In the case of Torberg, such an assessment stands somewhat in contrast to secondary literature which often highlights his involvement in Cold War post-war politics, and his ostensible complicity in (unwittingly) supporting the mantle of secrecy that defined Austria’s (not) coming to terms with the past in the 1950s and 1960s. According to Scheichl, Torberg’s anti-communist stance in FORVM was detrimental to such matters, since large parts of the Austrian resistance to National Socialism in Austria had been carried out by members of the communist party, who also remained vocal in the post-war era [33]. Like Marcel Atze, he praises Torberg’s rare satirical attacks on the Austrian judicial system in the context of the trial against former SS officer Franz Murer, also known as the “Butcher from Vilnius”, or his support of the Eichmann trial.
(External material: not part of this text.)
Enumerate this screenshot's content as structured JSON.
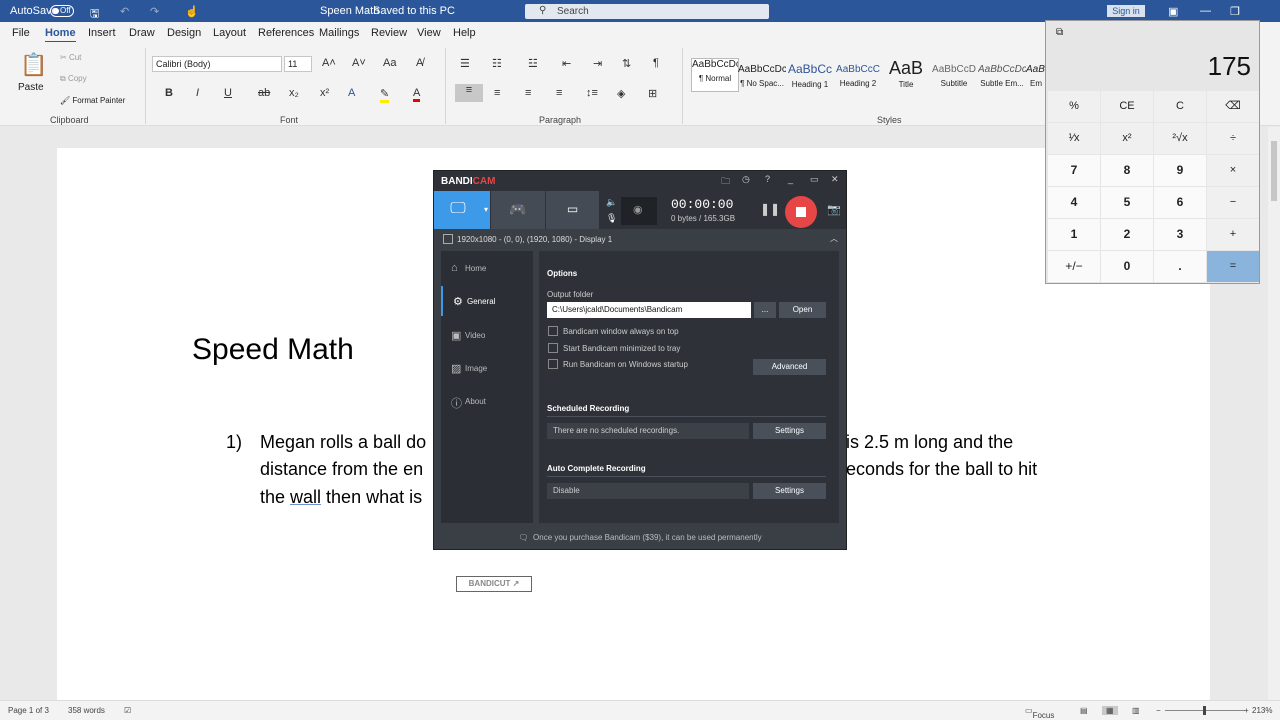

However, both commentators agree that Torberg could have done and said more [34]. Only when it came to the Shoah, Scheichl further adds, did Torberg’s emotions ever overrule his political stance [35]. This split, however, into a ‘conservative’ and an ‘emotional’ Torberg falls short of acknowledging that the writer was on the whole a very passionate person, and that his Cold War enthusiasm could also be seen as an emotional reaction against Soviet anti-Semitism [36].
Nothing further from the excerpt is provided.